I think it’s a mistake to assume that the business model for iPhone developers will be the same two years from now as it will be in June when iPhone 2.0 launches, and I think it’s a mistake to assume that the API restrictions imposed on developers then will be the same as they are now, as well. Smart analysts will be trying to figure out why Apple is imposing those restrictions. Once they’ve cracked that case, they’ll probably have a good idea of what has to happen for those restrictions to be lifted.
The physics of control
When Apple announced the iPhone, there were no provisions whatsoever for third party applications. If you wanted to use the iPhone, you used Apple’s applications. People (myself included) went nuts over it, and Apple responded by telling developers to write Web apps.
Many people strongly suspected that Apple had plans for more than that from the beginning, but nobody really knew what those plans were or when they would be announced. Last October, Apple promised to announce support iPhone-native applications in February, and yesterday we saw what the landscape for those applications would look like.
In terms of ease of development and ease of deployment, the iPhone looks great. The development tools are free to use, and it only costs $99 to register as an iPhone developer, which enables you to distribute your applications through the store application that will be installed on every iPhone as of June. The catch is that there are a number of restrictions on what developers are allowed to do, and that deployment to the iPhone is tightly controlled by Apple. The only way to get your app onto the phone is with iTunes or the phone’s store application, and you have to pay Apple 30% of your licensing fee for the privilege.

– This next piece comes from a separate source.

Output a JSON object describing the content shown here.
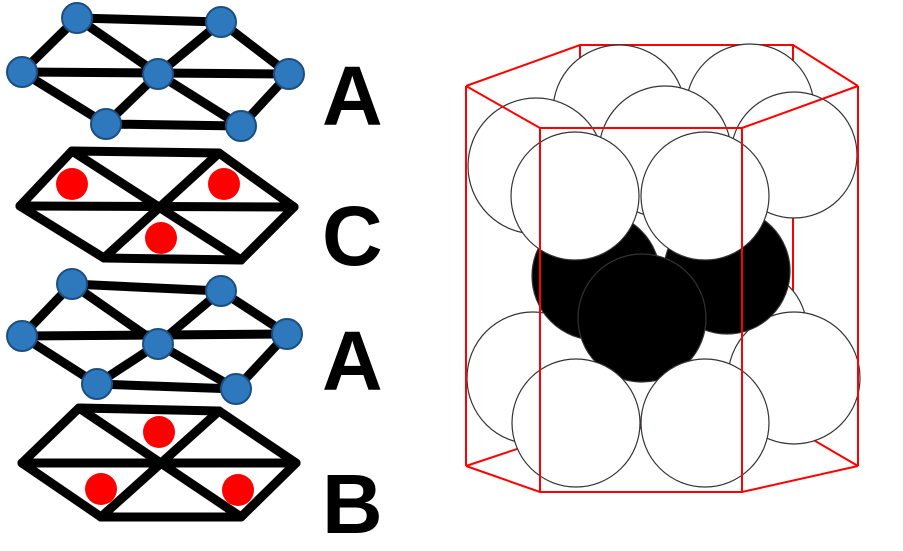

It’s the classic walled garden scenario. Apple’s garden looks very nice, but they are intent on remaining the sole gatekeepers when it comes to controlling the iPhone (and iPod Touch). Clearly Apple still has not surrendered to the idea that iPhone is a general purpose computing device that users can tinker with as they wish.
John Siracusa has some interesting musings on whether this walled garden approach can really work, and on what the implications are for independent developers. As he points out, the trend in the computer industry and the mobile device industry is toward open platforms, and you have to wonder successful Apple can be resisting that trend.
Will Apple’s strategy still work five years from now, if Android takes off among handset providers and independent developers? I doubt that Apple is willing to find out. It’s a lot easier to surrender control than it is to reassert control once surrendered. It seems to me that Apple is being very conservative with the iPhone, but at the same time, that they’re listening to customers and relinquishing control at their own pace. At the same time, they have people doing massive amounts of market research for them by jailbreaking and augmenting their phones. I’m certain that the team working on the iPhone SDK was keeping track of what the pain points were for the people writing unauthorized software when they were designing the SDK.
I think it’s a mistake to assume that the business model for iPhone developers will be the same two years from now as it will be in June when iPhone 2.0 launches, and I think it’s a mistake to assume that the API restrictions imposed on developers then will be the same as they are now, as well. Smart analysts will be trying to figure out why Apple is imposing those restrictions. Once they’ve cracked that case, they’ll probably have a good idea of what has to happen for those restrictions to be lifted.